Horticulture Highlight: Styphnolobium japonicum
Jim Gorman July 24, 2025 Plants & Wildlife

…It beckons, and it baffles –
Emily Dickinson
Philosophy, don’t know -
And though a Riddle, at the last -
Sagacity must go –
To guess it, puzzles scholars –
To gain it, Men have borne
Contempt of Generations…
Styphnolobium (Stiff–no-lobe–ee-um) japonicum, Scholar’s Tree and/or Pagoda Tree, are indigenous to China and Korea despite its misleading specific name. These are beautiful trees when covered in profuse blossoms during late-July and August. Humans have been planting trees to memorialize their deceased for over two millennia. During the historic long-lasting Zhou Dynasty (1046 BC–240 BC) in China, it has been recorded that these trees were often planted near tombs of high officials and scholars. Introduced into Japan by Buddhist priests perhaps a thousand years ago for planting around temples there, led to its other common name, Japanese Pagoda Tree.
Its first introduction into Western Europe is credited to a French Jesuit priest, Father Pierre d’Incarville (1706-1757) who studied botany before commencing his missionary efforts in China. In about 1747 he collected seeds from trees growing in Peking that he sent to the Jardin des Plantes in Paris where they were successfully grown in French soil. By 1753 Scholar’s Trees/Pagoda Tree were also growing in the Royal Botanic Gardens, Kew, England. At the beginning of the nineteenth-century they could be found growing in gardens in the United States.

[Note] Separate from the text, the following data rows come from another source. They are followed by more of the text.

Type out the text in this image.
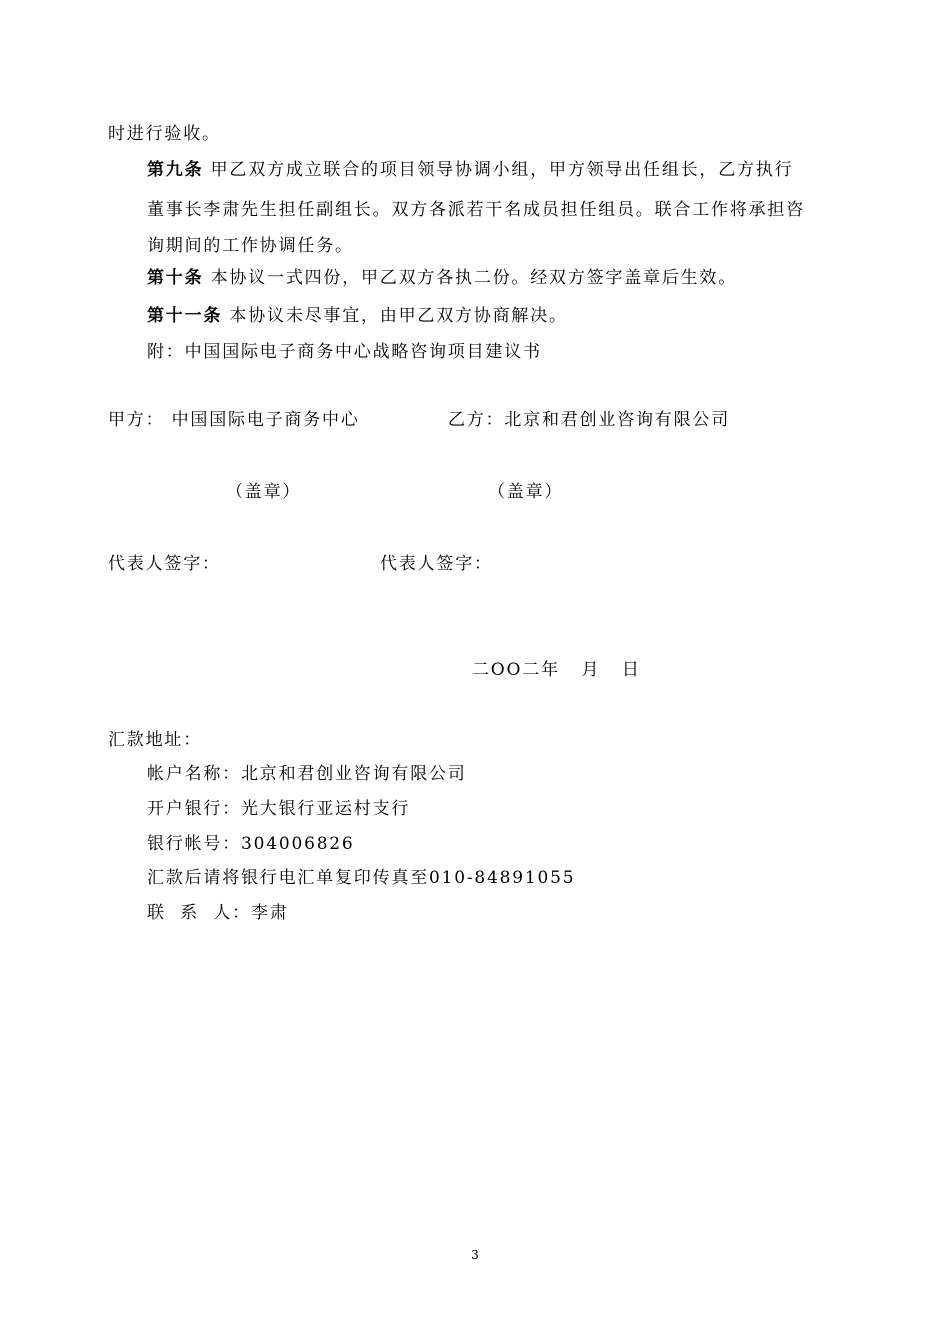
时进行验收。
第九条 甲乙双方成立联合的项目领导协调小组，甲方领导出任组长，乙方执行
董事长李肃先生担任副组长。双方各派若干名成员担任组员。联合工作将承担咨
询期间的工作协调任务。
第十条 本协议一式四份，甲乙双方各执二份。经双方签字盖章后生效。
第十一条 本协议未尽事宜，由甲乙双方协商解决。
附：中国国际电子商务中心战略咨询项目建议书
甲方： 中国国际电子商务中心	乙方：北京和君创业咨询有限公司
（盖章）	（盖章）
代表人签字：	代表人签字：
二OO二年   月   日
汇款地址：
帐户名称：北京和君创业咨询有限公司
开户银行：光大银行亚运村支行
银行帐号：304006826
汇款后请将银行电汇单复印传真至010-84891055
联  系  人：李肃
3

At maturity these large trees may reach 50-80 feet in height with broadly oval or flattened crowns. The 6-10” long compound leaves are composed of 7-15 leaflets, each 1-2” long. These compound leaves provide a refined, light dappled shade and the small leaflets cause little autumn maintenance.
It is the erect 12” long branching panicles of creamy-white flowers that focus our attention though, during the languid summer days. As a member of the pea family or Fabaceae, the shape of individual flowers may be unfamiliar to many. Each ½” flower consists of an open upright standard petal, two lateral wing petals and two slightly fused bottom petals referred to as the keel. These flowers open over a period of several weeks and will ultimately mask the ground white when they fall. When successfully pollinated, primarily by bees, the flowers develop 2-4” long green pods with up to six seeds. Curiously there is a distinct constriction between each seed, creating an effect like a short string of beads.
On a future visit to Mount Auburn, look for some of our Scholar’s Trees/Pagoda Trees on Mistletoe Path, Buttercup Path, Opal Path, Sibyl Path, Hummingbird Path, Ailanthus Path, Story Road, Magnolia Ave, Vesper Ave. or Western Ave. among other locations.